Lo básico de las Servo Prensas

A medida que los materiales cambian y la competencia se vuelve más dura, los estampadores de metal deben invertir en tecnología que les ayuda a mantenerse competitivos. En estampado, la eficiencia lo es todo. Los estampadores deben producir piezas de mayor calidad en tiempos de ciclo más cortos usando materiales que a menudo tienen una formabilidad deficiente. Esta es una tarea sumamente difícil.

Para complicar el problema, los estampadores a menudo se ven forzados a reducir el coste de pieza a parte usando muy poco o ningún lubricante. Esto por lo general aumenta el coste de la herramienta porque las matrices ahora necesitan costosos recubrimientos antifricción y anti desgaste.

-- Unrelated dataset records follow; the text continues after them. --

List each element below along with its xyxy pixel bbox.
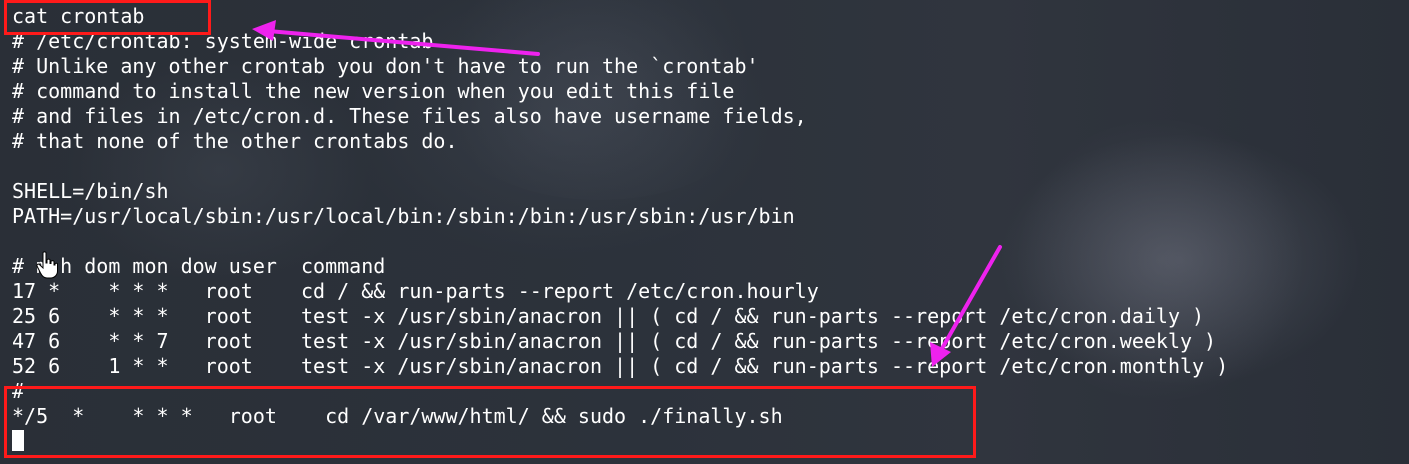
arrow-to-cron-monthly	[930, 245, 1002, 367]
hand-pointer-icon	[36, 251, 58, 279]
annotation-arrows	[252, 20, 1002, 367]
arrow-to-command	[252, 20, 540, 56]
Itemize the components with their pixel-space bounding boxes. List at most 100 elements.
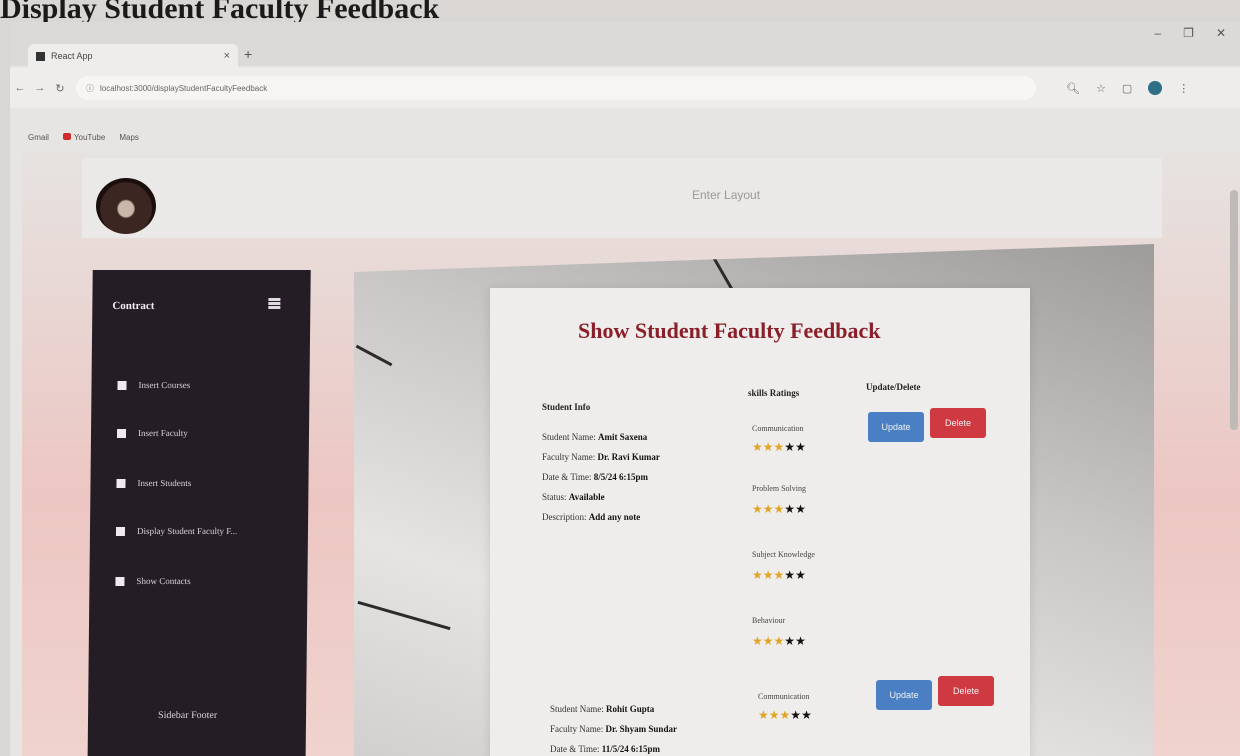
sidebar-item-label: Display Student Faculty F... [136, 526, 238, 536]
square-icon [117, 380, 127, 390]
description-value: Add any note [588, 512, 641, 522]
forward-arrow-icon[interactable]: → [30, 82, 50, 94]
tab-title: React App [51, 51, 93, 61]
star-rating: ★★★★★ [752, 440, 806, 454]
field-label: Student Name: [542, 432, 596, 442]
star-empty-icon: ★ [801, 708, 812, 722]
kebab-menu-icon[interactable]: ⋮ [1178, 82, 1189, 95]
sidebar-item-insert-courses[interactable]: Insert Courses [117, 380, 190, 390]
sidebar-title: Contract [112, 300, 155, 312]
star-empty-icon: ★ [790, 708, 802, 722]
delete-button[interactable]: Delete [938, 676, 994, 706]
student-name-row: Student Name: Amit Saxena [542, 432, 647, 442]
bookmark-youtube[interactable]: YouTube [62, 132, 106, 142]
star-filled-icon: ★ [752, 634, 763, 648]
site-info-icon[interactable]: ⓘ [86, 83, 94, 94]
restore-icon[interactable]: ❐ [1183, 26, 1194, 40]
extensions-icon[interactable]: ▢ [1122, 82, 1132, 95]
field-label: Date & Time: [542, 472, 592, 482]
date-time-value: 8/5/24 6:15pm [593, 472, 649, 482]
hero-decor-line [355, 344, 393, 367]
profile-avatar[interactable] [1148, 81, 1163, 95]
star-empty-icon: ★ [795, 440, 806, 454]
bookmark-star-icon[interactable]: ☆ [1096, 82, 1106, 95]
skill-label: Communication [758, 692, 810, 701]
new-tab-icon[interactable]: + [244, 46, 252, 62]
window-controls: – ❐ ✕ [1154, 26, 1226, 40]
field-label: Student Name: [550, 704, 604, 714]
star-rating: ★★★★★ [752, 502, 806, 516]
star-empty-icon: ★ [795, 502, 806, 516]
feedback-card: Show Student Faculty Feedback Student In… [490, 288, 1030, 756]
logo[interactable] [96, 178, 156, 234]
star-rating: ★★★★★ [752, 634, 806, 648]
sidebar-item-show-contacts[interactable]: Show Contacts [115, 576, 191, 586]
star-empty-icon: ★ [784, 502, 796, 516]
sidebar-item-insert-students[interactable]: Insert Students [116, 478, 191, 488]
address-bar[interactable]: ⓘ localhost:3000/displayStudentFacultyFe… [76, 76, 1036, 100]
column-header-ratings: skills Ratings [748, 388, 800, 398]
delete-button[interactable]: Delete [930, 408, 986, 438]
back-arrow-icon[interactable]: ← [10, 82, 30, 94]
browser-tab[interactable]: React App × [28, 44, 238, 68]
star-filled-icon: ★ [779, 708, 791, 722]
hero-decor-line [357, 600, 451, 631]
square-icon [115, 576, 125, 586]
star-empty-icon: ★ [784, 440, 796, 454]
student-name-row: Student Name: Rohit Gupta [550, 704, 654, 714]
square-icon [116, 428, 127, 438]
skill-label: Subject Knowledge [752, 550, 815, 559]
react-favicon-icon [36, 51, 45, 61]
field-label: Status: [542, 492, 567, 502]
field-label: Description: [542, 512, 587, 522]
star-filled-icon: ★ [773, 634, 785, 648]
browser-toolbar: ← → ↻ ⓘ localhost:3000/displayStudentFac… [10, 68, 1240, 108]
square-icon [116, 478, 126, 488]
page-viewport: Enter Layout Contract Insert Courses Ins… [22, 150, 1240, 756]
status-row: Status: Available [542, 492, 605, 502]
reload-icon[interactable]: ↻ [50, 82, 70, 95]
star-filled-icon: ★ [752, 502, 763, 516]
sidebar-footer: Sidebar Footer [157, 710, 218, 721]
faculty-name-value: Dr. Shyam Sundar [605, 724, 677, 734]
sidebar-item-label: Insert Faculty [137, 428, 188, 438]
star-filled-icon: ★ [762, 568, 774, 582]
close-icon[interactable]: × [224, 50, 230, 62]
navbar-link[interactable]: Enter Layout [692, 188, 760, 202]
field-label: Faculty Name: [542, 452, 596, 462]
star-filled-icon: ★ [762, 634, 774, 648]
zoom-icon[interactable]: 🔍︎ [1066, 82, 1080, 95]
sidebar-item-display-feedback[interactable]: Display Student Faculty F... [115, 526, 238, 536]
sidebar-item-label: Insert Courses [138, 380, 191, 390]
bookmark-gmail[interactable]: Gmail [28, 133, 49, 142]
star-filled-icon: ★ [773, 568, 785, 582]
update-button[interactable]: Update [876, 680, 932, 710]
address-text: localhost:3000/displayStudentFacultyFeed… [100, 83, 268, 93]
star-rating: ★★★★★ [758, 708, 812, 722]
scrollbar[interactable] [1230, 190, 1238, 430]
status-value: Available [568, 492, 605, 502]
faculty-name-value: Dr. Ravi Kumar [597, 452, 660, 462]
student-name-value: Rohit Gupta [606, 704, 655, 714]
minimize-icon[interactable]: – [1154, 26, 1161, 40]
bookmark-maps[interactable]: Maps [119, 133, 139, 142]
bookmark-youtube-label: YouTube [73, 132, 106, 142]
column-header-details: Student Info [542, 402, 591, 412]
window-close-icon[interactable]: ✕ [1216, 26, 1226, 40]
date-time-value: 11/5/24 6:15pm [601, 744, 661, 754]
skill-label: Behaviour [752, 616, 786, 625]
sidebar-item-label: Show Contacts [136, 576, 191, 586]
skill-label: Communication [752, 424, 804, 433]
sidebar-item-insert-faculty[interactable]: Insert Faculty [116, 428, 188, 438]
faculty-name-row: Faculty Name: Dr. Shyam Sundar [550, 724, 677, 734]
update-button[interactable]: Update [868, 412, 924, 442]
bookmarks-bar: Gmail YouTube Maps [10, 126, 1240, 148]
date-time-row: Date & Time: 8/5/24 6:15pm [542, 472, 648, 482]
page-title: Show Student Faculty Feedback [578, 318, 881, 343]
document-caption: Display Student Faculty Feedback [0, 0, 440, 25]
student-name-value: Amit Saxena [598, 432, 648, 442]
star-empty-icon: ★ [795, 568, 806, 582]
sidebar-item-label: Insert Students [137, 478, 192, 488]
star-empty-icon: ★ [784, 634, 796, 648]
hamburger-menu-icon[interactable] [268, 298, 281, 309]
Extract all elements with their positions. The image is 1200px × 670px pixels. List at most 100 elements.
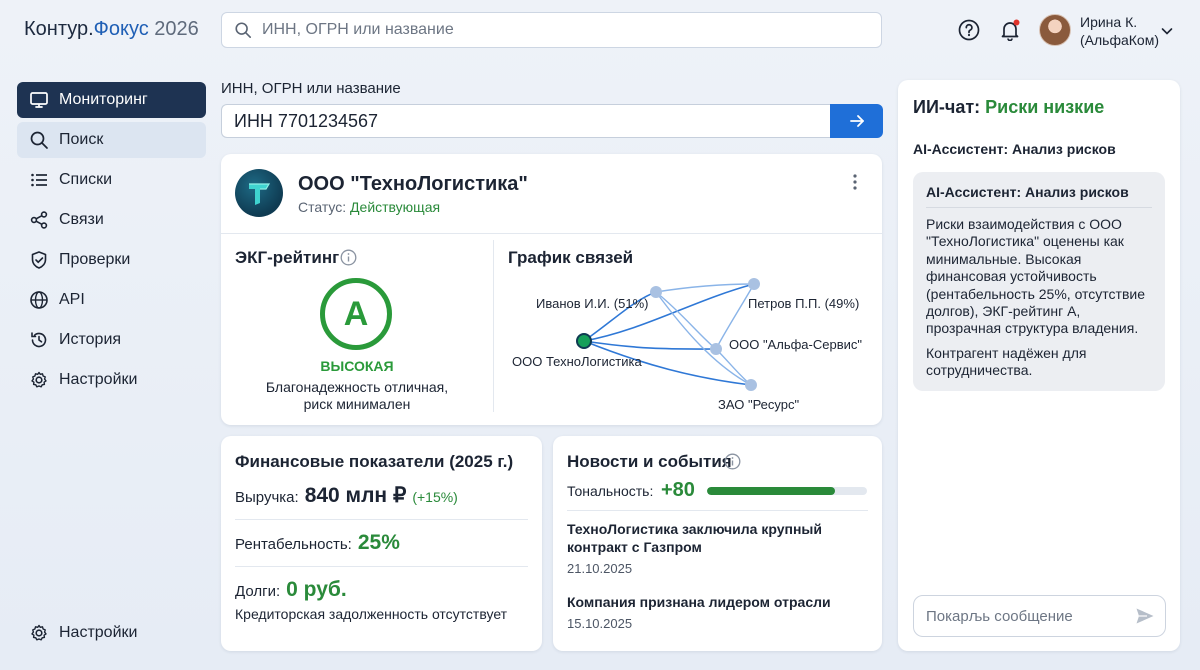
debt-note: Кредиторская задолженность отсутствует <box>235 606 508 622</box>
chevron-down-icon[interactable] <box>1160 24 1174 38</box>
graph-node-center[interactable] <box>576 333 592 349</box>
tone-progress-bar <box>707 487 867 495</box>
revenue-change: (+15%) <box>412 489 458 505</box>
profitability-value: 25% <box>357 531 400 554</box>
sidebar-item-label: История <box>59 331 122 348</box>
sidebar-item-settings[interactable]: Настройки <box>17 362 206 398</box>
connections-graph-title: График связей <box>508 248 634 267</box>
company-search-input[interactable] <box>221 104 830 138</box>
news-headline: контракт с Газпром <box>567 539 702 555</box>
chat-message-header: AI-Ассистент: Анализ рисков <box>926 184 1129 200</box>
monitor-icon <box>30 92 48 108</box>
info-icon[interactable] <box>340 249 357 266</box>
chat-message-paragraph: Контрагент надёжен для сотрудничества. <box>926 344 1087 379</box>
chat-message-paragraph: Риски взаимодействия с ООО "ТехноЛогисти… <box>926 216 1146 337</box>
sidebar-item-label: Настройки <box>59 371 138 388</box>
company-logo-mark <box>249 183 271 205</box>
shield-check-icon <box>31 251 47 269</box>
chat-subtitle: AI-Ассистент: Анализ рисков <box>913 141 1116 157</box>
info-icon[interactable] <box>724 453 741 470</box>
profitability-label: Рентабельность: <box>235 536 352 553</box>
search-field-label: ИНН, ОГРН или название <box>221 80 401 97</box>
sidebar-item-label: Списки <box>59 171 113 188</box>
tone-label: Тональность: <box>567 483 654 499</box>
search-icon <box>30 131 48 149</box>
help-icon[interactable] <box>957 18 981 42</box>
send-icon[interactable] <box>1135 607 1155 625</box>
graph-node-petrov[interactable] <box>748 278 760 290</box>
debt-label: Долги: <box>235 583 281 600</box>
finance-divider <box>235 566 528 567</box>
logo-text-main: Контур. <box>24 18 94 40</box>
company-logo <box>235 169 283 217</box>
news-date: 15.10.2025 <box>567 616 633 631</box>
sidebar-item-history[interactable]: История <box>17 322 206 358</box>
sidebar-item-label: Настройки <box>59 624 138 641</box>
sidebar-bottom-settings[interactable]: Настройки <box>17 615 206 651</box>
news-date: 21.10.2025 <box>567 561 633 576</box>
sidebar-item-label: Связи <box>59 211 104 228</box>
chat-title-prefix: ИИ-чат: <box>913 97 986 117</box>
sidebar-item-label: Мониторинг <box>59 91 148 108</box>
sidebar-item-checks[interactable]: Проверки <box>17 242 206 278</box>
user-name[interactable]: Ирина К. <box>1080 13 1137 31</box>
graph-label-ivanov: Иванов И.И. (51%) <box>536 296 649 311</box>
graph-label-center: ООО ТехноЛогистика <box>512 354 642 369</box>
news-item[interactable]: Компания признана лидером отрасли 15.10.… <box>567 593 867 631</box>
profitability-row: Рентабельность: 25% <box>235 531 400 555</box>
sidebar-item-monitoring[interactable]: Мониторинг <box>17 82 206 118</box>
graph-node-alfa-service[interactable] <box>710 343 722 355</box>
card-divider <box>221 233 882 234</box>
sidebar-item-lists[interactable]: Списки <box>17 162 206 198</box>
ekg-grade-badge: A <box>320 278 392 350</box>
graph-label-resurs: ЗАО "Ресурс" <box>718 397 800 412</box>
finance-divider <box>235 519 528 520</box>
company-name: ООО "ТехноЛогистика" <box>298 173 528 195</box>
gear-icon <box>31 371 47 388</box>
global-search-input[interactable] <box>262 21 862 39</box>
global-search-bar[interactable] <box>221 12 882 48</box>
chat-message-divider <box>926 207 1152 208</box>
status-label: Статус: <box>298 199 351 215</box>
chat-risk-status: Риски низкие <box>985 97 1105 117</box>
logo-year: 2026 <box>148 18 199 40</box>
arrow-right-icon <box>849 115 864 127</box>
sidebar-item-api[interactable]: API <box>17 282 206 318</box>
more-options-icon[interactable] <box>848 172 862 192</box>
graph-node-resurs[interactable] <box>745 379 757 391</box>
ekg-level: ВЫСОКАЯ <box>320 358 394 374</box>
company-status: Статус: Действующая <box>298 199 440 215</box>
finance-title: Финансовые показатели (2025 г.) <box>235 452 514 471</box>
chat-message-input[interactable] <box>913 595 1166 637</box>
news-headline: Компания признана лидером отрасли <box>567 594 831 610</box>
graph-node-ivanov[interactable] <box>650 286 662 298</box>
tone-progress-fill <box>707 487 835 495</box>
chat-message-text: Риски взаимодействия с ООО "ТехноЛогисти… <box>926 216 1158 380</box>
search-icon <box>235 22 252 39</box>
app-logo[interactable]: Контур.Фокус 2026 <box>24 18 199 41</box>
news-item[interactable]: ТехноЛогистика заключила крупный контрак… <box>567 520 867 576</box>
share-icon <box>30 211 48 229</box>
revenue-value: 840 млн ₽ <box>304 484 407 507</box>
revenue-label: Выручка: <box>235 489 299 506</box>
sidebar-item-connections[interactable]: Связи <box>17 202 206 238</box>
ekg-rating-title: ЭКГ-рейтинг <box>235 248 340 267</box>
sidebar-item-label: Поиск <box>59 131 104 148</box>
ekg-description-line: риск минимален <box>303 396 411 412</box>
list-icon <box>31 173 47 187</box>
graph-label-petrov: Петров П.П. (49%) <box>748 296 860 311</box>
tone-value: +80 <box>661 479 695 501</box>
ekg-description-line: Благонадежность отличная, <box>265 379 449 395</box>
notification-bell-icon[interactable] <box>998 18 1022 42</box>
user-avatar[interactable] <box>1039 14 1071 46</box>
status-badge: Действующая <box>350 199 441 215</box>
debt-row: Долги: 0 руб. <box>235 578 347 602</box>
graph-label-alfa-service: ООО "Альфа-Сервис" <box>729 337 862 352</box>
logo-text-brand: Фокус <box>93 18 149 40</box>
revenue-row: Выручка: 840 млн ₽ (+15%) <box>235 483 458 508</box>
debt-value: 0 руб. <box>286 578 347 601</box>
sidebar-item-search[interactable]: Поиск <box>17 122 206 158</box>
history-icon <box>31 332 47 348</box>
sidebar-item-label: API <box>59 291 85 308</box>
search-submit-button[interactable] <box>830 104 883 138</box>
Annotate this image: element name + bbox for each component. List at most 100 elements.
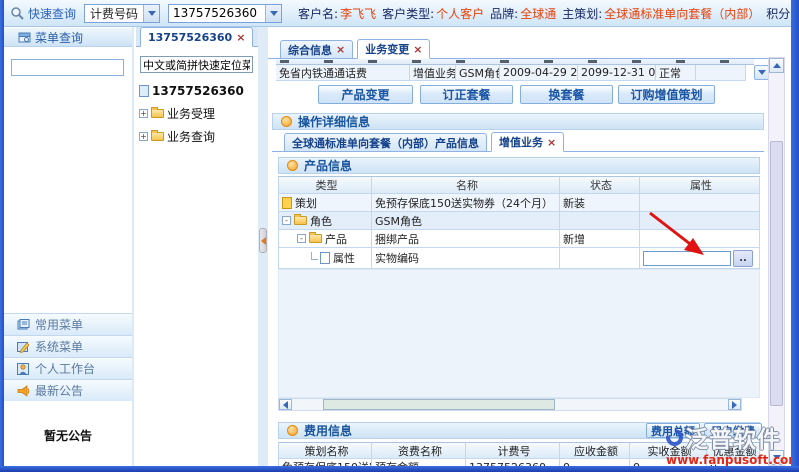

La prensadora es una máquina para troquelar materiales tan diversos como cartón, plástico o metal. Lo hace gracias a un volante de inercia, mediante el cual almacena energía que transmite al troquel, ya sea de manera mecánica (prensa de revolución total ) o neumática (prensa de revolución parcial). Este tipo de prensa no sirve para embuticiones profundas porque aplica la fuerza de forma rápida y seca, en vez de hacerlo de forma constante.

En la servoprensa, se elimina el embrague y se sustituye el volante de inercia por un acople directo entre el motor que acciona la prensa y la transmisión al carro. Este nuevo sistema mejora la productividad y la flexibilidad frente a las prensas mecánicas y permite controlar el tiempo y la velocidad del carro, a diferencia de lo que hace la prensa mecánica. La servoprensa es mucho más versátil, con ella es posible hacer pruebas de troqueles, estampación en caliente, inyección de plásticos, de aluminios… En muchas ocasiones puede sustituir a las prensas de acuñar, a las hidráulicas, a las de palanca acodadas, a las link-drive, etc.

Gracias a que cada vez es más el provecho que se le puede sacar a las servoprensas, su fabricación es cada vez más sofisticada, lo que favorece que se siga avanzando en el campo de la servotecnología.